Simmons suggested putting down fresh mulch, and, of course, keeping the lawn mowed.
"When the yard doesn't look good, it kind of gives us a clue what the house is going to look like," she said.
Simmons also said a yellow wreath on the door or a red pot of flowers can be eye-catching.
Another important aspect of the outside is painting. "We went to one home ... and it looked like they had just come outside and painted over peeling paint," Simmons said. "The windows still needed to be painted. And when you looked at the outside, you could see it was chipping.
"If you're going to do it, do it right. Now all the new paint and old paint has to be scraped off."
Floorings and walls
For homeowners looking to do some substantive work before putting their houses on the market, new paint and flooring offer "the biggest bang for your buck," Simmons said.
New carpet can be laid down, and if that's not affordable, at least have the existing carpet cleaned, she said.
Davis emphasized having neutral colors on walls. "You can have red walls or orange walls in your home for your personal taste, but when people come through, if it's neutral, they accept it," she said. "They may want to paint it green or orange later on, but to market and sell your home, you should neutralize."
And Simmons suggested removing wallpaper.
"Do you know the reason they make a zillion kinds of wallpaper?" she asked. "Because nobody likes the same wallpaper. You need to go ahead and get it off the wall."
Getting rid of clutter in a home is a must for those preparing to show, Davis and Simmons said.
"Put your stuff up, put it in the garage, put it under the bed or put it in a storage unit," Simmons said.
But, she cautioned, don't put too much in the garage.
"If you can't park a car in the garage, one of a buyer's first thoughts is they must not have much storage space," she said. "It's better just to get it off site.
"If you're cramped for storage, don't show it."
Davis said it's not a bad idea to just move all of the clutter out.

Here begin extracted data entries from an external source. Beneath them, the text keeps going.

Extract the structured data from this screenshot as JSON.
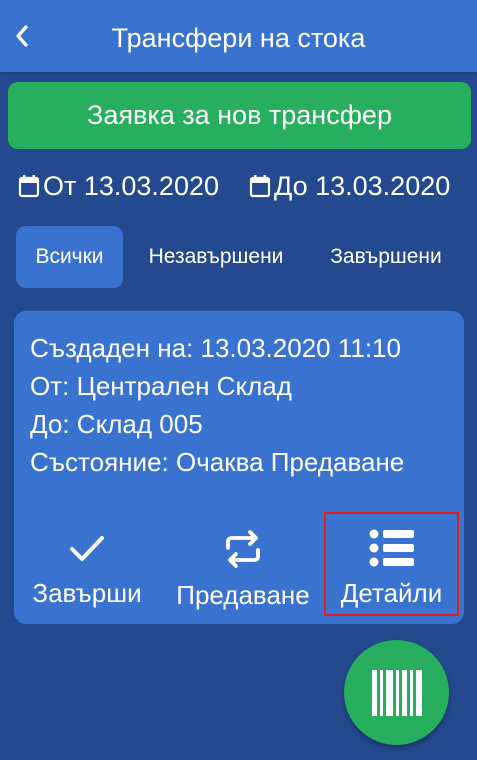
{
  "header": {
    "title": "Трансфери на стока",
    "back_icon": "chevron-left-icon"
  },
  "new_transfer_button": "Заявка за нов трансфер",
  "date_filter": {
    "from": "От 13.03.2020",
    "to": "До 13.03.2020"
  },
  "tabs": [
    {
      "label": "Всички",
      "active": true
    },
    {
      "label": "Незавършени",
      "active": false
    },
    {
      "label": "Завършени",
      "active": false
    }
  ],
  "transfer": {
    "created": "Създаден на: 13.03.2020 11:10",
    "from": "От: Централен Склад",
    "to": "До: Склад 005",
    "status": "Състояние: Очаква Предаване",
    "actions": {
      "complete": "Завърши",
      "handover": "Предаване",
      "details": "Детайли"
    }
  },
  "fab": {
    "icon": "barcode-icon"
  },
  "colors": {
    "background": "#24498f",
    "panel": "#3a72cf",
    "accent_green": "#27ae5e",
    "highlight_red": "#e01e1e"
  }
}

After all, "you need to pack and move anyway," she said.
Effects of pets
While pets can be beloved members of a household, they also can leave their marks.
"There are a lot of people who don't want animals inside the house," Simmons said. "You don't need to walk in somebody's house and have the smell knock you down.

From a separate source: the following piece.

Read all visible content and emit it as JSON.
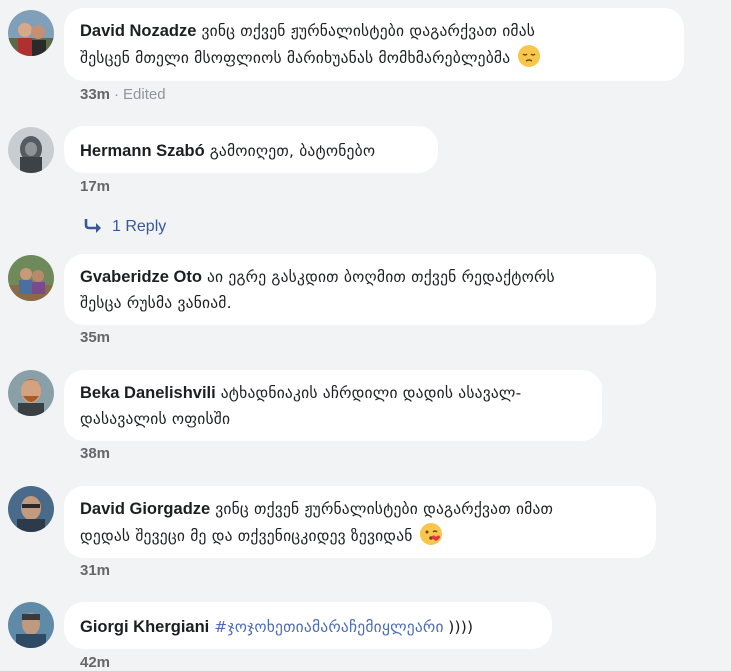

"If you have a pet, you need to go out of your way to get rid of the smells. ... An odor from an animal is not the same as a flower or cookies baking in the oven."
Kitchens and baths
Kitchens and bathrooms can really help sell a home, Simmons said.
"You really have to have those rooms clean and sparkling," she said.
An updated kitchen is a strong selling point, but if that's too expensive or time-consuming, "at least have it as clean as possible," Simmons added.
Add color: "Every room should have a little spark of interest like maybe a flower on a table or a bowl of bright yellow lemons," Davis said.
Add some greenery: "You need things that are alive and green," Davis said. "That all adds interest to the house and makes it warm and cozy."
Inexpensive upgrades: Buying new light fixtures pays dividends, Davis said. "Old light fixtures really date a place," she said. So, too, does brass hardware on doors and so forth. "You might want to change it to newer finishes," she said.